Program Notes

I woke up early this morning because there was a certain black beast that needed food right that very moment. I figured I'd stay up and try to work on a few things. The thing that I want to get out into the world sooner than later is a role playing game that I've been working on that has had the rather inventive name of "8-bit computer game". I've been thinking about this game for ages. Essentially it's a RPG about the birth of the computer age and the struggles that folks went through to get the machines that I love and adore to market. I've noodled several ideas around this (board games, computer games, various iterations of different RPGs depending on the system that I was thinking about at the time). I'm currently approaching this as a solo game because it's something that I can playtest pretty easily. One of the major things that I've been trying to crack with it is the interpersonal relationships between the folks that you're working with to achieve your dream of bringing a machine to market. I'm still working through those concepts. The easiest way to get interpersonal drama is to have other people (and if I pursued that path I'd probably use Robin D. Laws excellent Dramasystem (which I still might do at some point). Modeling people is hard, especially in the context of a solo RPG game. Make them complex and messy like real people and you have a bunch of variables for the player to keep track of. Make them simplistic and they become archetypes or human shields that the player doesn't have to interact without the game forcing them. I'm still noodling this and wondering which way to err with this project.

(The programmer in me is screaming "just turn it into a computer game and then you can have all the variables you want").

Not to mention that RPGs are also about presentation and the system that I figure is the most future-proof and capable is LaTeX. So that's one more thing to learn how to wrangle (though I'm pretty happy with the results I've had thus far).

The other issue is my perpetual tiredness from my chemo treatments.
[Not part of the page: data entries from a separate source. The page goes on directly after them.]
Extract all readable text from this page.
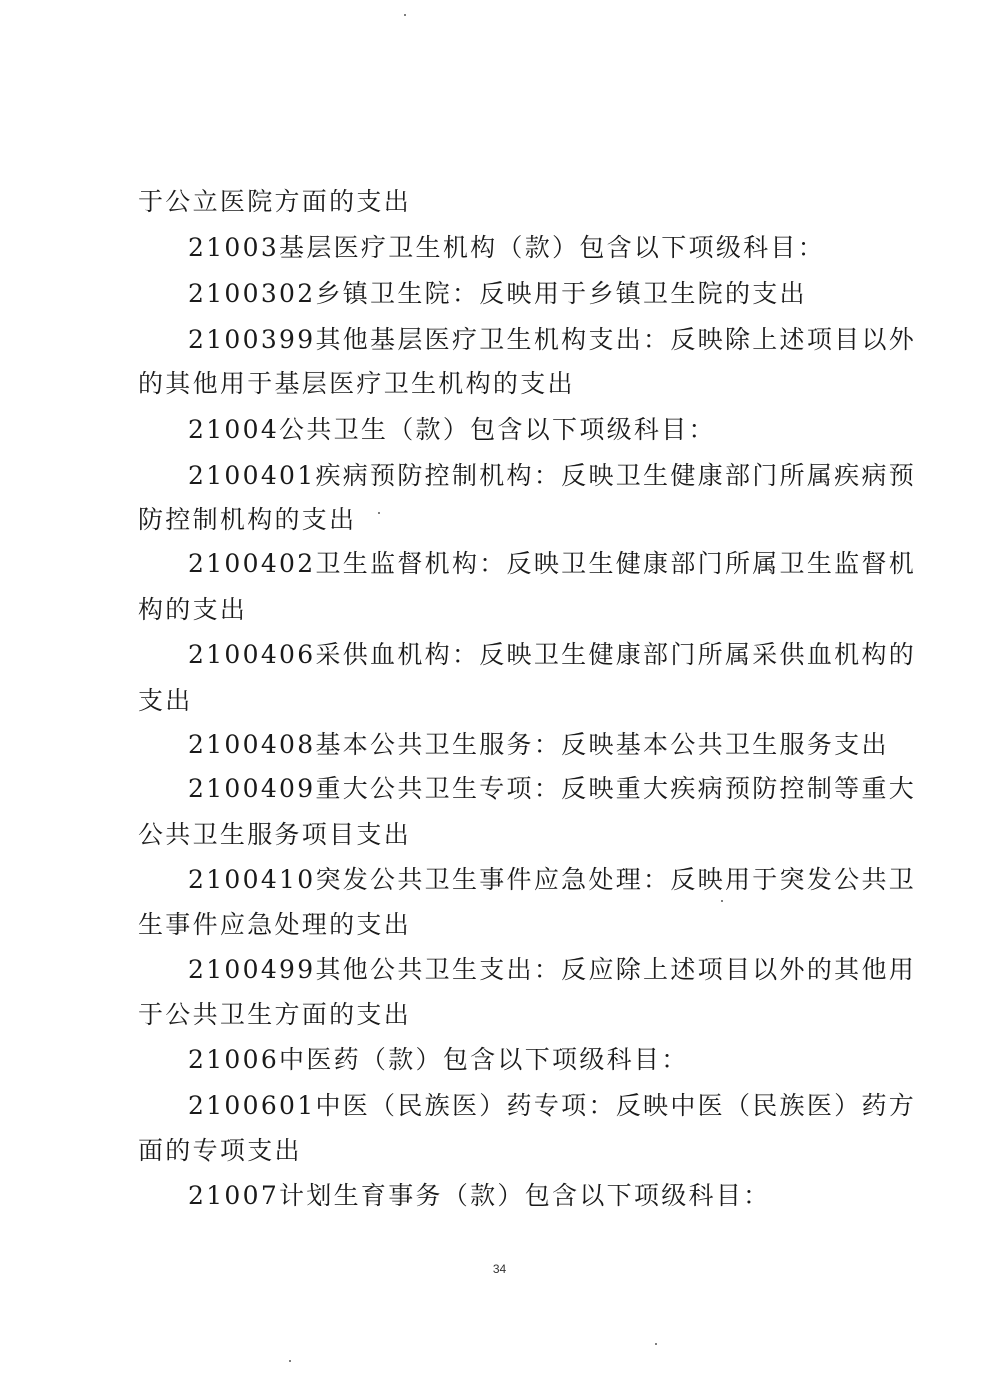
于公立医院方面的支出
21003基层医疗卫生机构（款）包含以下项级科目：
2100302乡镇卫生院：反映用于乡镇卫生院的支出
2100399其他基层医疗卫生机构支出：反映除上述项目以外
的其他用于基层医疗卫生机构的支出
21004公共卫生（款）包含以下项级科目：
2100401疾病预防控制机构：反映卫生健康部门所属疾病预
防控制机构的支出
2100402卫生监督机构：反映卫生健康部门所属卫生监督机
构的支出
2100406采供血机构：反映卫生健康部门所属采供血机构的
支出
2100408基本公共卫生服务：反映基本公共卫生服务支出
2100409重大公共卫生专项：反映重大疾病预防控制等重大
公共卫生服务项目支出
2100410突发公共卫生事件应急处理：反映用于突发公共卫
生事件应急处理的支出
2100499其他公共卫生支出：反应除上述项目以外的其他用
于公共卫生方面的支出
21006中医药（款）包含以下项级科目：
2100601中医（民族医）药专项：反映中医（民族医）药方
面的专项支出
21007计划生育事务（款）包含以下项级科目：
34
I'm starting to pull out of that, but I'm still finding myself wanting comfort and naps rather than adding more things to my plate. At the moment I would rather sit with Bespoke Synth and make an album of weird little experiments than write out an RPG.

Which leads me to my intention / commitment to RPGenesis. I don't think I'm ready for a full-on game jam quite yet. I'm still gong to tinker with these projects, but going into full-on game jam at this point feels like one of those folks trying to get a barbecue started over a bunch of old ashen coals: throwing more charcoal lighter on it isn't going to cook anything meaningful.
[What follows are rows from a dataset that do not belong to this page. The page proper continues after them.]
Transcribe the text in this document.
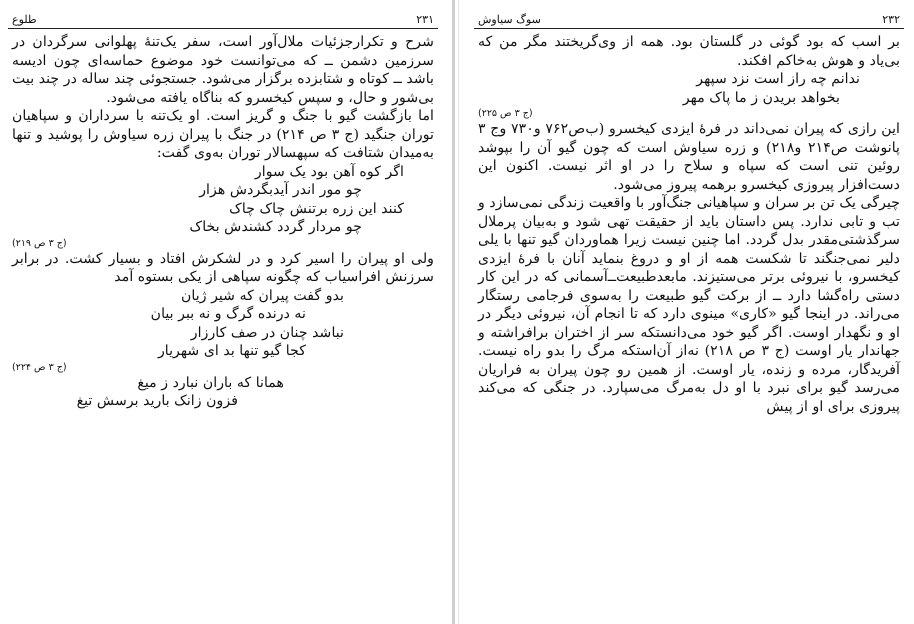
۲۳۱
طلوع

شرح و تکرارجزئیات ملال‌آور است، سفر یک‌تنهٔ پهلوانی سرگردان در سرزمین دشمن ــ که می‌توانست خود موضوع حماسه‌ای چون ادیسه باشد ــ کوتاه و شتابزده برگزار می‌شود. جستجوئی چند ساله در چند بیت بی‌شور و حال، و سپس کیخسرو که بناگاه یافته می‌شود.

اما بازگشت گیو با جنگ و گریز است. او یک‌تنه با سرداران و سپاهیان توران جنگید (ج ۳ ص ۲۱۴) در جنگ با پیران زره سیاوش را پوشید و تنها به‌میدان شتافت که سپهسالار توران به‌وی گفت:

اگر کوه آهن بود یک سوار

چو مور اندر آیدبگردش هزار

کنند این زره برتنش چاک چاک

چو مردار گردد کشندش بخاک

(ج ۳ ص ۲۱۹)

ولی او پیران را اسیر کرد و در لشکرش افتاد و بسیار کشت. در برابر سرزنش افراسیاب که چگونه سپاهی از یکی بستوه آمد

بدو گفت پیران که شیر ژیان

نه درنده گرگ و نه ببر بیان

نباشد چنان در صف کارزار

کجا گیو تنها بد ای شهریار

(ج ۳ ص ۲۲۴)

همانا که باران نبارد ز میغ

فزون زانک بارید برسش تیغ

۲۳۲
سوگ سیاوش

بر اسب که بود گوئی در گلستان بود. همه از وی‌گریختند مگر من که بی‌یاد و هوش به‌خاکم افکند.

ندانم چه راز است نزد سپهر

بخواهد بریدن ز ما پاک مهر

(ج ۳ ص ۲۲۵)

این رازی که پیران نمی‌داند در فرهٔ ایزدی کیخسرو (ب‌ص۷۶۲ و۷۳۰ وج ۳ پانوشت ص۲۱۴ و۲۱۸) و زره سیاوش است که چون گیو آن را بپوشد روئین تنی است که سپاه و سلاح را در او اثر نیست. اکنون این دست‌افزار پیروزی کیخسرو برهمه پیروز می‌شود.

چیرگی یک تن بر سران و سپاهیانی جنگ‌آور با واقعیت زندگی نمی‌سازد و تب و تابی ندارد. پس داستان باید از حقیقت تهی شود و به‌بیان پرملال سرگذشتی‌مقدر بدل گردد. اما چنین نیست زیرا هماوردان گیو تنها با یلی دلیر نمی‌جنگند تا شکست همه از او و دروغ بنماید آنان با فرهٔ ایزدی کیخسرو، با نیروئی برتر می‌ستیزند. مابعدطبیعت‌ــ‌آسمانی که در این کار دستی راه‌گشا دارد ــ از برکت گیو طبیعت را به‌سوی فرجامی رستگار می‌راند. در اینجا گیو «کاری» مینوی دارد که تا انجام آن، نیروئی دیگر در او و نگهدار اوست. اگر گیو خود می‌دانستکه سر از اختران برافراشته و جهاندار یار اوست (ج ۳ ص ۲۱۸) نه‌از آن‌استکه مرگ را بدو راه نیست. آفریدگار، مرده و زنده، یار اوست. از همین رو چون پیران به فراریان می‌رسد گیو برای نبرد با او دل به‌مرگ می‌سپارد. در جنگی که می‌کند پیروزی برای او از پیش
I'm still feeling these things out (my energy, my desires, and my designs). One part of me thinks that doing the game jam would bring myself the commitment that I need to move this forward, but another part was relieved to learn that I was OK with letting this go for now. Part of me is also thinking real hard about turning this into a computer game. So there's obviously more work to be done on the design end, not the "furiously throwing letters into a text editor" end of this.

Game design is hard work. My admiration goes out to anyone out there that ships a game, no matter how small.